C. S. Lewis's The Last Battle includes a scene of what amounts to the Last Judgment (I don't recall the exact chapter, but it's toward the end of the book):
The creatures came rushing on, their eyes brighter and brighter as they drew nearer and nearer to the standing Stars. But as they came right up to Aslan one or other of two things happened to each of them. They all looked straight in his face, I don't think they had any choice about that. And when some looked, the expression of their faces changed terribly - it was fear and hatred: except that, on the faces of Talking Beasts, the fear and hatred only lasted for a fraction of a second. You could see that they had suddenly ceased to be Talking Beasts. They were just ordinary animals. And all the creatures who looked at Aslan in that way swerved to their right, his left, and disappeared into his huge black shadow, which (as you have heard) streamed away to the left of the doorway. The children never saw them again. I don't know what became of them.
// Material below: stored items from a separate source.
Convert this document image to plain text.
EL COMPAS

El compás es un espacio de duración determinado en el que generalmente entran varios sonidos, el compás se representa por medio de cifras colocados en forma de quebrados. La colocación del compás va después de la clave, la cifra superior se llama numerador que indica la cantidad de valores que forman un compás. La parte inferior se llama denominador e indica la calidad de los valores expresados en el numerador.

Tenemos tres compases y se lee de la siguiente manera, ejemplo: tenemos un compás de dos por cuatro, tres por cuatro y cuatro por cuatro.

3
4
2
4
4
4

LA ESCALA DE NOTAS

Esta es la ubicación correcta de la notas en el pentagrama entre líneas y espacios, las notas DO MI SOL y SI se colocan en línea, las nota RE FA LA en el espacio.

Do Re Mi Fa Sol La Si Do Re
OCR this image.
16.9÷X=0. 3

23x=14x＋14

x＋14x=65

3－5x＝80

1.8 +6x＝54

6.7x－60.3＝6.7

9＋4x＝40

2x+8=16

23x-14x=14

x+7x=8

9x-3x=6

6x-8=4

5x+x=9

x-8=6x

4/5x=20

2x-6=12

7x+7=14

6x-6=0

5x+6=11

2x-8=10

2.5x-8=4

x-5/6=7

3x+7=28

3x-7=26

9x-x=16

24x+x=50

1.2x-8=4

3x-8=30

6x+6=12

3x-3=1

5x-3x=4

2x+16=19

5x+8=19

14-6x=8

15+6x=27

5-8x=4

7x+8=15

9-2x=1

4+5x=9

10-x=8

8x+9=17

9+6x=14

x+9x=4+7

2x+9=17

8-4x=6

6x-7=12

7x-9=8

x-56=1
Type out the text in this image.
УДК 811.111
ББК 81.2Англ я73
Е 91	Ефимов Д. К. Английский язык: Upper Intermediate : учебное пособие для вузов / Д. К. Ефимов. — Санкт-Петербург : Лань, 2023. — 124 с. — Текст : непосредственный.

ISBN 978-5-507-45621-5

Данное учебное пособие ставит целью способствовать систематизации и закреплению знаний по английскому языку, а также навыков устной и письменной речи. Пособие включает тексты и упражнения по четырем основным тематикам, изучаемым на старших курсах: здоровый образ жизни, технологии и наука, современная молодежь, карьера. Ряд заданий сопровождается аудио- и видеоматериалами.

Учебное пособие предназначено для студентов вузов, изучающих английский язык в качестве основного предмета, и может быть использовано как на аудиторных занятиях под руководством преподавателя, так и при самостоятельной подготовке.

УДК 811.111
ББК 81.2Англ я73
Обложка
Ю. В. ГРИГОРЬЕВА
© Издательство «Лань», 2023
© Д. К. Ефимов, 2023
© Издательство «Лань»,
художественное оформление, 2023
Is C. S. Lewis endorsing annihilationism (i.e. "conditional immortality", where some people become immortal and others either cease to exist or cease to be conscious) here?
His statement that "You could see that they had suddenly ceased to be Talking Beasts" and that they "disappeared into his huge black shadow" seems to suggest "yes," but his statement that "I don't know what became of them" seems to suggest that Lewis is deliberately trying to avoid taking a position on exactly what happened to them.